Stock ownership among Americans has reached an unprecedented level, and this is generally seen as a positive development, especially with the market on the upswing. However, experts caution that this escalating trend could leave many businesses vulnerable in the event of a recession.
Recent data indicates that about 45% of financial assets held by U.S. households in the second quarter are linked to stocks. This figure comes from the Federal Reserve Bank of St. Louis.
This surge in stock ownership stems from a variety of factors. The recent record-high prices of stocks have encouraged more individuals to engage in the market. Additionally, retirement accounts, particularly 401(k)s, which allow investments in stocks, have gained significant traction over the past twenty years.
In general, increased market participation is beneficial, enabling more people to share in corporate profits. But, not all aspects are rosy.

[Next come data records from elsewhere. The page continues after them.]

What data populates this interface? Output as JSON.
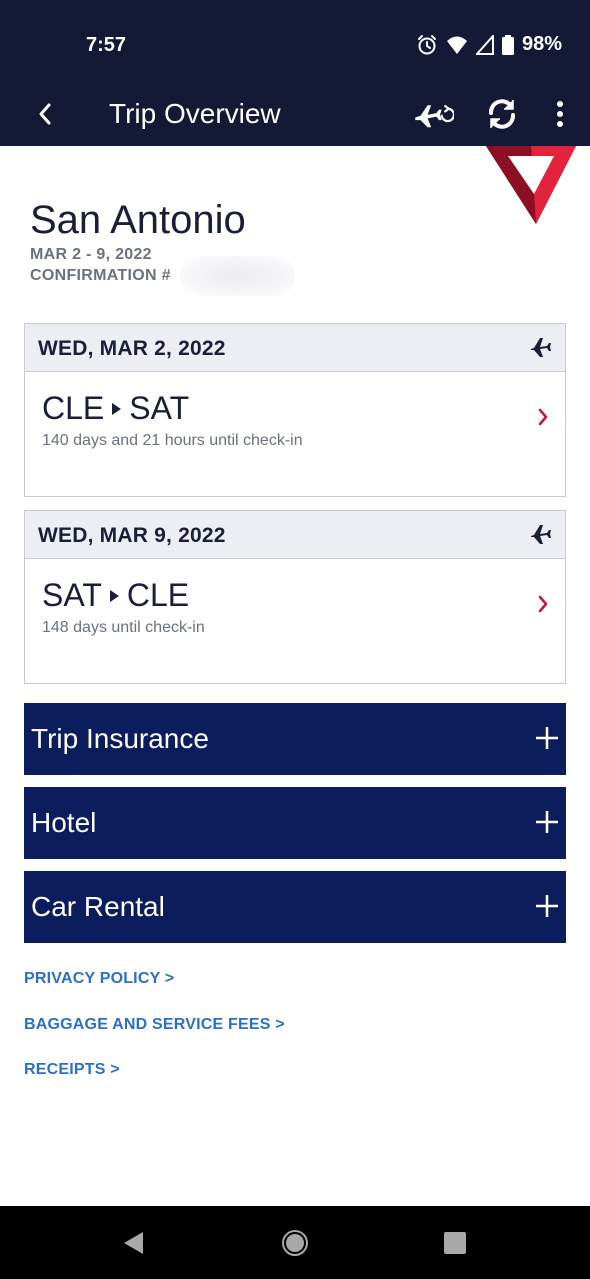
{
  "status": {
    "time": "7:57",
    "battery": "98%"
  },
  "appbar": {
    "title": "Trip Overview"
  },
  "trip": {
    "city": "San Antonio",
    "dates": "MAR 2 - 9, 2022",
    "confirmation_label": "CONFIRMATION #"
  },
  "flights": [
    {
      "date": "WED, MAR 2, 2022",
      "from": "CLE",
      "to": "SAT",
      "countdown": "140 days and 21 hours until check-in"
    },
    {
      "date": "WED, MAR 9, 2022",
      "from": "SAT",
      "to": "CLE",
      "countdown": "148 days until check-in"
    }
  ],
  "sections": [
    {
      "label": "Trip Insurance"
    },
    {
      "label": "Hotel"
    },
    {
      "label": "Car Rental"
    }
  ],
  "links": [
    {
      "label": "PRIVACY POLICY >"
    },
    {
      "label": "BAGGAGE AND SERVICE FEES >"
    },
    {
      "label": "RECEIPTS >"
    }
  ],
  "colors": {
    "header": "#141a36",
    "accordion": "#0c1d5e",
    "link": "#2c6fc6",
    "brand_red": "#c01933"
  },
  "icons": [
    "back-icon",
    "flight-status-icon",
    "refresh-icon",
    "more-vert-icon",
    "plane-icon",
    "chevron-right-icon",
    "plus-icon",
    "alarm-icon",
    "wifi-icon",
    "signal-icon",
    "battery-icon",
    "delta-logo"
  ]
}
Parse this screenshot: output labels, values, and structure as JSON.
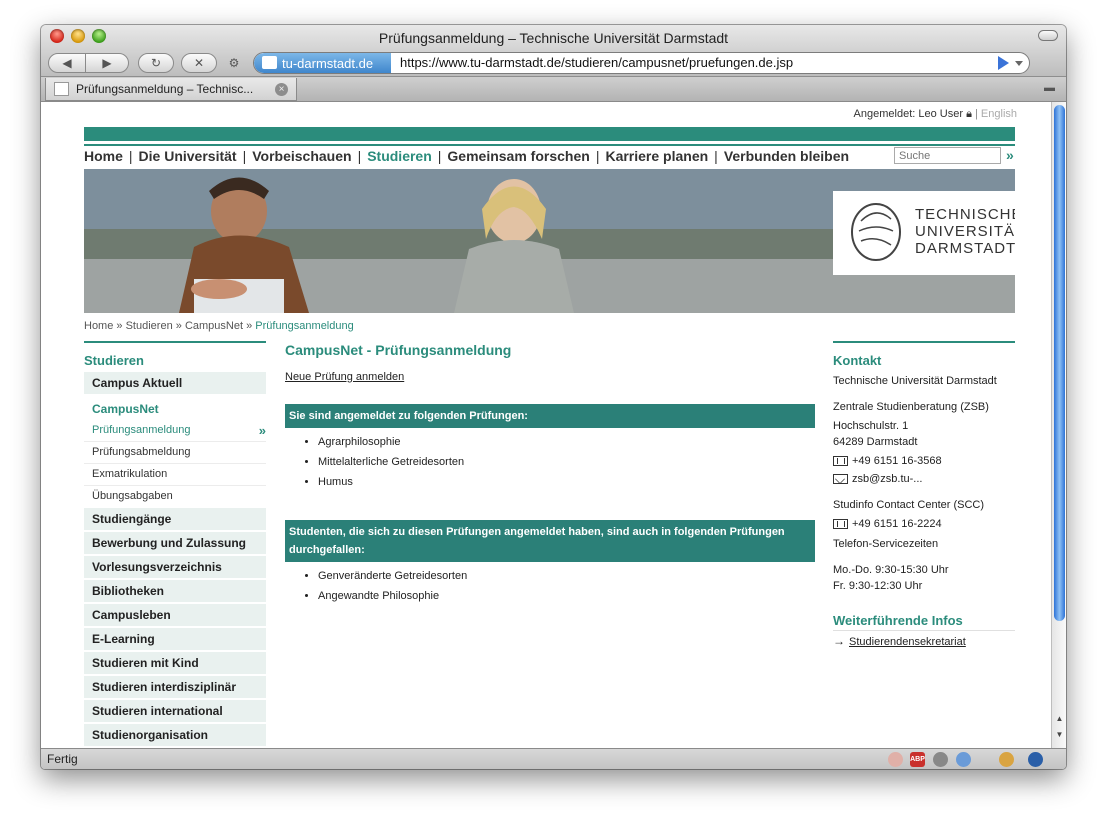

According to Jeffrey Roach, Chief Economist at LPL Financial, the current high levels of stock ownership mean that the stock market’s fluctuations could have a more pronounced effect on the economy than, say, a decade ago.
He emphasized, “If there were a stock market crash, the fallout would be felt much more significantly today.” Roach’s remarks suggest that the intertwining of wealth and market performance more than ever affects economic stability.
Rob Anderson, a US Sector Strategist at Ned Davis Research, further noted that history has shown that soaring stock ownership levels can increase the chances of market downturns and below-average returns.
Anderson also shared a cautionary perspective, saying that investors shouldn’t anticipate returns resembling those of the past decade. “We’re likely to see a decline in returns over the next ten years,” he mentioned.
There are also concerns regarding how this heightened level of stock investment may distort economic indicators, potentially portraying a healthier economic picture than what many Americans are experiencing in reality.
According to Kevin Gordon, a senior investment strategist at Charles Schwab, current market rallies have the potential to boost consumer spending. However, if this momentum wanes or reverses, such spending could quickly decrease.